Demographic changes due to improved life expectancy and access to medical care has increased the number of people aged 65 years and beyond. This raises an important new challenge for healthcare professionals. Changes in organ functions, homeostatic mechanisms and receptor responsiveness impair drug distribution, metabolism and excretion, and reduce the effectiveness of medicines among geriatric patients. As a consequence, management of medical regimens is much more challenging in the elderly than in younger adult patients. Elderly patients are also more susceptible than other age groups to certain drug-drug interactions, drug-disease interactions and adverse drug reactions owing to the number of drugs administered.

Polypharmacy and potentially inappropriate medication is a common finding in the elderly healthcare and it is considered a public health issue related to morbidity, mortality and health care resource use.

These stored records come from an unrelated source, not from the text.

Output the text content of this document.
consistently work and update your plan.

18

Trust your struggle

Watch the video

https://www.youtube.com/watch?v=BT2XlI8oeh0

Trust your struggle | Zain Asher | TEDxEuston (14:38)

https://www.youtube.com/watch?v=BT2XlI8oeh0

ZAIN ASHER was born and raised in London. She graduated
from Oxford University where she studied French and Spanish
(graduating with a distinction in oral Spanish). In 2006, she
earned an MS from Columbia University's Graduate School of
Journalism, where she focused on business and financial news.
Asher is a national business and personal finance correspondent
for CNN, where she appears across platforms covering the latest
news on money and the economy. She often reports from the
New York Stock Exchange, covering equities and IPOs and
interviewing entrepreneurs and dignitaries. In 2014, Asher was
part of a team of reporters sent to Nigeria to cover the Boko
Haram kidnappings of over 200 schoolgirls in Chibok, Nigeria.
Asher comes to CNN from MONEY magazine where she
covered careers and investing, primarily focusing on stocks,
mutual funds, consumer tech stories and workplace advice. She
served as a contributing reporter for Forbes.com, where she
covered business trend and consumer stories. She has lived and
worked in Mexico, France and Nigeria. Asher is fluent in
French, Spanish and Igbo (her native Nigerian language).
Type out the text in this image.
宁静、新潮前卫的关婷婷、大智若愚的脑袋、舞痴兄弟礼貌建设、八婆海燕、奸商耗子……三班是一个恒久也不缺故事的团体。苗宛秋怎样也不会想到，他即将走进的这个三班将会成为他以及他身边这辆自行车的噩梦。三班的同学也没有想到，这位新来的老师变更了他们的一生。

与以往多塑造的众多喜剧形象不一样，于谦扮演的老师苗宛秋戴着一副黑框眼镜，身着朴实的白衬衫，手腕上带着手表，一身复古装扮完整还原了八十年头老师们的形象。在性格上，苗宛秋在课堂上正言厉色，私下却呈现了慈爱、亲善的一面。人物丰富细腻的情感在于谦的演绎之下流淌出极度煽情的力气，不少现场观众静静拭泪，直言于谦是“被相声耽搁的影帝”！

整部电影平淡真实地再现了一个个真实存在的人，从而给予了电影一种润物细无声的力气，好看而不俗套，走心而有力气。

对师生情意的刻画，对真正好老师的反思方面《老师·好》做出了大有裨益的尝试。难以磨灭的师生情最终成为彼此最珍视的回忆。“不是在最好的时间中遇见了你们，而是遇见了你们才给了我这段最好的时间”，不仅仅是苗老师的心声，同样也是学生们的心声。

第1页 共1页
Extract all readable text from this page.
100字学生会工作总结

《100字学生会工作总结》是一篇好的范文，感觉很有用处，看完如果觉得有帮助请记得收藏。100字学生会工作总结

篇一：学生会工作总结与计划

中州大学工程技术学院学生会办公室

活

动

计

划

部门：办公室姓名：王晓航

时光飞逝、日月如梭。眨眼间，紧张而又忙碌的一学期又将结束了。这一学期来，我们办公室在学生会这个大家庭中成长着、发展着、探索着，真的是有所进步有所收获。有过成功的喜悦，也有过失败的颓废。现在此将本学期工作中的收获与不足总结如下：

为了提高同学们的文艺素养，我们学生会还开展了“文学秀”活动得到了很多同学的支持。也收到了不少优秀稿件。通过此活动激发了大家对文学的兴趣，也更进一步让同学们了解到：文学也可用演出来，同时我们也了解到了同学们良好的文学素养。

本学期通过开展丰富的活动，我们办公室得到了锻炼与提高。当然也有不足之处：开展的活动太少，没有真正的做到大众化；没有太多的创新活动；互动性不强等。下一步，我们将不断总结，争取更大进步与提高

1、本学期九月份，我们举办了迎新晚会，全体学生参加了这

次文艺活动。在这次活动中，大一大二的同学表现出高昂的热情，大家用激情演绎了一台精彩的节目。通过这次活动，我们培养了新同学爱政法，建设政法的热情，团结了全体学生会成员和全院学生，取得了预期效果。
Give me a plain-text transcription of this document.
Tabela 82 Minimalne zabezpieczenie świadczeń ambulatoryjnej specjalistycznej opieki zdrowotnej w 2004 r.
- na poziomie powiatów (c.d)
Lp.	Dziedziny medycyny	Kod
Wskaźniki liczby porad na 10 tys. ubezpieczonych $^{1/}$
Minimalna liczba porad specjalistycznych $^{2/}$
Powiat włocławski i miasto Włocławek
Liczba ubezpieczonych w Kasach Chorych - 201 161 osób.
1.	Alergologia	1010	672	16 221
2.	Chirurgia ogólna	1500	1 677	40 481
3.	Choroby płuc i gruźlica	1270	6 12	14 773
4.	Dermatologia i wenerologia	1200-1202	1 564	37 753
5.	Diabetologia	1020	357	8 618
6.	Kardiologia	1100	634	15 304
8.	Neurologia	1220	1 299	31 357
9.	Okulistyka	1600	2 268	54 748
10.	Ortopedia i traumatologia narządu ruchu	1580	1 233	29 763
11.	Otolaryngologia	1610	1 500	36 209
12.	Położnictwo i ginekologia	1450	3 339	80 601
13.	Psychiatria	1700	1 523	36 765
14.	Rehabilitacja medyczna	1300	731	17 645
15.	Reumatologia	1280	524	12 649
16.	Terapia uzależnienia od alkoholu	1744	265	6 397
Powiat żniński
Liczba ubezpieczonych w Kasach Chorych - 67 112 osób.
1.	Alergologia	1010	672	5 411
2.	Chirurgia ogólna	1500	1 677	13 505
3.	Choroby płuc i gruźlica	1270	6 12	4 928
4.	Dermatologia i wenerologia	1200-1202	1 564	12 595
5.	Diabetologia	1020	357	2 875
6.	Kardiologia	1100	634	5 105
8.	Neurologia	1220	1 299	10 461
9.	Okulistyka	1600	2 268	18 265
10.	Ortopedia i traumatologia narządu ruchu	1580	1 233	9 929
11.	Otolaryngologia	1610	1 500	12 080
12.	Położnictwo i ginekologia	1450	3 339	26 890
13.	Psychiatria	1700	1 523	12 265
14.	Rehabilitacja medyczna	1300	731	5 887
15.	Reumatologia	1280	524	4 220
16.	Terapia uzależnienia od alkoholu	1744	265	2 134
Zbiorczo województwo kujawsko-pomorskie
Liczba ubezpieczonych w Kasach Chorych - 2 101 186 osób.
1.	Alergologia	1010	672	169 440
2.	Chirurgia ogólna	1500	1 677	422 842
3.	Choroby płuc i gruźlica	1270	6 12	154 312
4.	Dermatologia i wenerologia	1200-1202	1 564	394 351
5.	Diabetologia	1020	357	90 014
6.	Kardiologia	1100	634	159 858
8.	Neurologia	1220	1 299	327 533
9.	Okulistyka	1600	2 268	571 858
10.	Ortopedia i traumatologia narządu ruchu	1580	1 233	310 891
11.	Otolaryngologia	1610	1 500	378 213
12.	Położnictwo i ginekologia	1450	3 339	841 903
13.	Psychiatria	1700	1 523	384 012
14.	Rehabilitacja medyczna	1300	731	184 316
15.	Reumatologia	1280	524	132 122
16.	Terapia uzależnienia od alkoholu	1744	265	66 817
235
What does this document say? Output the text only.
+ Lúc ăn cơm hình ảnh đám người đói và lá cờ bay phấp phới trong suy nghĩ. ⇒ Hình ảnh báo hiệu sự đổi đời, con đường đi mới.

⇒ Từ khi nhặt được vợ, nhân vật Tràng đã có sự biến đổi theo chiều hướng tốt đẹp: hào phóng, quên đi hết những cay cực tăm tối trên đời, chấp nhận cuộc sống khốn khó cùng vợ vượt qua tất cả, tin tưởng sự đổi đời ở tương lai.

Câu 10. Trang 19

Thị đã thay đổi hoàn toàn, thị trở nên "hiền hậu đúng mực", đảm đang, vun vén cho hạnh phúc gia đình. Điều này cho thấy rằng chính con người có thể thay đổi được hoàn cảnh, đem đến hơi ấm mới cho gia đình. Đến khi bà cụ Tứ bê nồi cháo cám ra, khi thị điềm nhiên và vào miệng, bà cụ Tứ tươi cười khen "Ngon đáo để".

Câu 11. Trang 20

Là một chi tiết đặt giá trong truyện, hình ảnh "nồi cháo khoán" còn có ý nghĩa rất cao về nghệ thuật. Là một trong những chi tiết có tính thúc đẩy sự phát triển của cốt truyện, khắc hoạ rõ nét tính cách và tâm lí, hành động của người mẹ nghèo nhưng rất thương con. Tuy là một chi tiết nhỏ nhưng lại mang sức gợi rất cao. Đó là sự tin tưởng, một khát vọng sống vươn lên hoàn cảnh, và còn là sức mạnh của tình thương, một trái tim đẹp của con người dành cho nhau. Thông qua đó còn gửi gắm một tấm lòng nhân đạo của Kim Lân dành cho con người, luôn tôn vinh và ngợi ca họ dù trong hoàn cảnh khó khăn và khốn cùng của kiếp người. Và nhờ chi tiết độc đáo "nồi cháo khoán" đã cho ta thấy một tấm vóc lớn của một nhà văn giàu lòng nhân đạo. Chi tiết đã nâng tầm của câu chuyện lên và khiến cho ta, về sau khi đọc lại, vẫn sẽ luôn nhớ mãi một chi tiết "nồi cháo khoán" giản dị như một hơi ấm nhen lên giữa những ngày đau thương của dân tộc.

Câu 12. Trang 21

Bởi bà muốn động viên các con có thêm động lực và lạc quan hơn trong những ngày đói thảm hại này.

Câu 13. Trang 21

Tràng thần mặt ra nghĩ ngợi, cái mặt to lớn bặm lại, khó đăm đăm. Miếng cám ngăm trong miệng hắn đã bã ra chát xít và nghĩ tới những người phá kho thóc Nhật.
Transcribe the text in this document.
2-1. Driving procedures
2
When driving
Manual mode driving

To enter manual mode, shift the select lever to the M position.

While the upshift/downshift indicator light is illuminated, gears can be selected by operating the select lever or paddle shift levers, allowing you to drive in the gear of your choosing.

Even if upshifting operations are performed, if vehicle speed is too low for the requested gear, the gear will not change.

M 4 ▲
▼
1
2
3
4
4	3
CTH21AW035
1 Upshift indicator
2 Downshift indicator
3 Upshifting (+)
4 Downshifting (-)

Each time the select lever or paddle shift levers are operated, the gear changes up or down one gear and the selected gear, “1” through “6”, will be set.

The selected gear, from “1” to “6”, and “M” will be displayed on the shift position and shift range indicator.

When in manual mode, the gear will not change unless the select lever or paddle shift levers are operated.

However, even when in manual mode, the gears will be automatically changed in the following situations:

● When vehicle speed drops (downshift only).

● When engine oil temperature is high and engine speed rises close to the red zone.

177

Psychopharmacological Issues in Geriatrics can be regarded as a ‘pharmacovigilance’ manual for elderly patients as it presents recommendations for geriatric prescription with specific considerations.

The book also provides a comprehensive review of specific classes of psychopharmacological agents used to treat geriatric patients, including antipsychotics, anxiolytics, hypnotics and mood stabilizers. The book is intended as a handbook for general medical and nursing practitioners.